Comparison of Single-Phase and Three-Phase Dual-Active Bridge DC-DC Converters with Various Semiconductor Devices for Offshore Wind Turbines

This paper topics the effect of the phase-number and the semiconductor-device selection on the volume and weight of a medium-voltage (MV) DC-DC converter intended for offshore wind turbines. In recent years, many papers have discussed the transposition from MVAC to MVDC collector grids in offshore wind, where the main motivation is to reduce losses of the system. The authors have identified that the MV DC-DC converter can achieve the efficiency of 98.5% with the threephase dual-active bridge (DAB) topology and the hybrid pair of 5th-and 6th-generation IGBTs at the switching frequency of 1.5 kHz. Following the efficiency, the volume and weight of the MV DC-DC converter are also important factors in offshore wind turbines. However, from the intuitive point of view, it seems that the single-phase configuration with less number of components and the latest IGBTs with lower losses and better thermal conductivity take less volume and weight than the proposed configuration.

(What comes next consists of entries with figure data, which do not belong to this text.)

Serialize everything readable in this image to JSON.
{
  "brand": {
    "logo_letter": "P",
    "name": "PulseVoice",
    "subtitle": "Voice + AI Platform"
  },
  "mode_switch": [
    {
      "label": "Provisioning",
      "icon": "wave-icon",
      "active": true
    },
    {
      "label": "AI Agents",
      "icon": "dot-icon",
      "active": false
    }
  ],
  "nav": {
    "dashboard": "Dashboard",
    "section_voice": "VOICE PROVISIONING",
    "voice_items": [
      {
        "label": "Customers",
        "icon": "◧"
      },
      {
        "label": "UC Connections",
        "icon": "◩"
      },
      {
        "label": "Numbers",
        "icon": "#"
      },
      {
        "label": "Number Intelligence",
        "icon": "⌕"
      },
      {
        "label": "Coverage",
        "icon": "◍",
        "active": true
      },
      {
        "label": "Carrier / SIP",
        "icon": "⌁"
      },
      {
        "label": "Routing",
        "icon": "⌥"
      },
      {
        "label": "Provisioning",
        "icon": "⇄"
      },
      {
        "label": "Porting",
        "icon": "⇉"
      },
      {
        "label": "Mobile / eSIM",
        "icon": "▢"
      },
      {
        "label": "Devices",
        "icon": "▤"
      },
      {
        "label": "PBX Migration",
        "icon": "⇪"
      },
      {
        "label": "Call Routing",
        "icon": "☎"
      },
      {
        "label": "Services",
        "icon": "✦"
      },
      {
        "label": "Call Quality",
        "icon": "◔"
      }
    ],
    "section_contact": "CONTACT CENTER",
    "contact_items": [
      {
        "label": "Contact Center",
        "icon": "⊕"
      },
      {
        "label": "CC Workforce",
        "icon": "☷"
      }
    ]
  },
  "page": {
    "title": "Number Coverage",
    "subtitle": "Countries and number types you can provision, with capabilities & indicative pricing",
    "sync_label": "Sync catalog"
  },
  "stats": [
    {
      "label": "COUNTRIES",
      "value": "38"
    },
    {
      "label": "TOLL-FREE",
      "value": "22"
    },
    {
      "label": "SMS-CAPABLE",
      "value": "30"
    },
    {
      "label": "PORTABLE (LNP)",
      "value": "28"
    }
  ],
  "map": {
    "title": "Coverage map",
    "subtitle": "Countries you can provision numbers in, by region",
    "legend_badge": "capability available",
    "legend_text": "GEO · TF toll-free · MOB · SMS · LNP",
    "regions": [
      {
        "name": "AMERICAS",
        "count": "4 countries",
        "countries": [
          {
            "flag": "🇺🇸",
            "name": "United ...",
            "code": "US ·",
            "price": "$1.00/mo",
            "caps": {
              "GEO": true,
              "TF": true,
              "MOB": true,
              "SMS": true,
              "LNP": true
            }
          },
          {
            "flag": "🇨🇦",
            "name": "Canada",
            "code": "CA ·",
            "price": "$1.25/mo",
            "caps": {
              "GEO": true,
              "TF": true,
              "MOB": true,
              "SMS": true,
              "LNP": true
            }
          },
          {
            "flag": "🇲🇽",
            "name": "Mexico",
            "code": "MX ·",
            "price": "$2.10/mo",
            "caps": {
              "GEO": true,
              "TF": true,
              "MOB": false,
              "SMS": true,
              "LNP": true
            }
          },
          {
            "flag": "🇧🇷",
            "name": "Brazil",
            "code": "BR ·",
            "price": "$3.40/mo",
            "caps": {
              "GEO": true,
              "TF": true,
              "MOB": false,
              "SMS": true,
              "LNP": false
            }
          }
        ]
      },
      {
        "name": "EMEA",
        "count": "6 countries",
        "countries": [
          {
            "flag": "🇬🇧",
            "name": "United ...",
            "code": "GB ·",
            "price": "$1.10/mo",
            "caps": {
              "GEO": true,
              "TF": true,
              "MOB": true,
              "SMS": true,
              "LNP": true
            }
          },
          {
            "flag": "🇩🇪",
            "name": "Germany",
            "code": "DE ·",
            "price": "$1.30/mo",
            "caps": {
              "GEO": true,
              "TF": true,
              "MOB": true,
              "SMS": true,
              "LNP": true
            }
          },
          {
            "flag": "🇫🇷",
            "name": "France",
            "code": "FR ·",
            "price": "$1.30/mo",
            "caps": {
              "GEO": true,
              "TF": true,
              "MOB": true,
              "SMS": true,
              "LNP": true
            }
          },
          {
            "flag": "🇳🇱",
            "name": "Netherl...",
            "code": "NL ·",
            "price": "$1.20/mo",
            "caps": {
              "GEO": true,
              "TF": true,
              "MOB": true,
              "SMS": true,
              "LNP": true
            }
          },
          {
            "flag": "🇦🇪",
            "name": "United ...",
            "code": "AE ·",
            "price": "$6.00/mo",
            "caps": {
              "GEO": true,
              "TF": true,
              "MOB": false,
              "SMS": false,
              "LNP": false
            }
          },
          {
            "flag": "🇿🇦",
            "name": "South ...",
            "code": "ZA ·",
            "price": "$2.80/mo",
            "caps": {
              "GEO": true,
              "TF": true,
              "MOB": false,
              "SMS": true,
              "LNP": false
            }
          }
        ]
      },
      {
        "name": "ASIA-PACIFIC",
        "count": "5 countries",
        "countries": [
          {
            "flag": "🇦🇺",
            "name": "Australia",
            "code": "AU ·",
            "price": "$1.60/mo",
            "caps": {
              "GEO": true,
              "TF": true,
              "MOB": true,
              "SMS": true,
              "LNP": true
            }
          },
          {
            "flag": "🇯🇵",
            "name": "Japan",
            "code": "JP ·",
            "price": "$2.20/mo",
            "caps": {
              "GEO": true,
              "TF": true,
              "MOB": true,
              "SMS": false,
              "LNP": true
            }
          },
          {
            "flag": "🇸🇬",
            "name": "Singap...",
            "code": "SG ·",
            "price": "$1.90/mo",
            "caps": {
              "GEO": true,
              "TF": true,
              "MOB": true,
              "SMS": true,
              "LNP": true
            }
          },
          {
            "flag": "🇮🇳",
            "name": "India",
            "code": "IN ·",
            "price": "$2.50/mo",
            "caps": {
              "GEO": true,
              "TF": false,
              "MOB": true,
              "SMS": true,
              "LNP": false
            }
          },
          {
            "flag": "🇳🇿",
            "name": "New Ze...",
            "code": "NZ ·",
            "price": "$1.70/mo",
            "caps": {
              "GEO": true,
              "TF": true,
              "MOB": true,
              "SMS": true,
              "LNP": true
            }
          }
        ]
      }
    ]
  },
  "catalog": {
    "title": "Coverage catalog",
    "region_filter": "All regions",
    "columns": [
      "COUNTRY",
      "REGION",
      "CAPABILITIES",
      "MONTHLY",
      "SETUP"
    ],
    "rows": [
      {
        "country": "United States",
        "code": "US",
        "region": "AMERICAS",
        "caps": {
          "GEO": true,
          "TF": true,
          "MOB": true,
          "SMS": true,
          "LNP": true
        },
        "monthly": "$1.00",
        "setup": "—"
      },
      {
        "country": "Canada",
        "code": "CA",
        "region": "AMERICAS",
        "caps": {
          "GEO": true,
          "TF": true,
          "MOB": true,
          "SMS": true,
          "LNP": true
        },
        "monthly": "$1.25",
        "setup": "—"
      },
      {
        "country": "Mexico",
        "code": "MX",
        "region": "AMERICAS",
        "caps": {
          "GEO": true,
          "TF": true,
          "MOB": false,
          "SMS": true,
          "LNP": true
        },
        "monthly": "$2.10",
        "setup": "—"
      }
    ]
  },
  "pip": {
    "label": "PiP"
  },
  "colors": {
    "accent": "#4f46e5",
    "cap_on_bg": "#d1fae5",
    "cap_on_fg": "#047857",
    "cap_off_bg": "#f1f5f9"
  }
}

In order to clarify the doubt, this paper carries out volume and weight analysis of the MV DC-DC converter with various arrangements of the phase number and semiconductor devices. In the analysis, the worst operation point of the input and output voltages and the required thermal resistance of the cooling system as well as the semiconductor and transformer losses are considered. Moreover, regarding the mediumfrequency transformer, the high-frequency loss characteristics of the magnetic cores and windings are taken into account by dimensional analysis. Finally, the analysis elucidates that the MV DC-DC converter with the three-phase DAB topology and the hybrid pair of 5th-and 6th-generation IGBTs can obtain both high efficiency of 98.5% and less volume and weight compared to other configurations.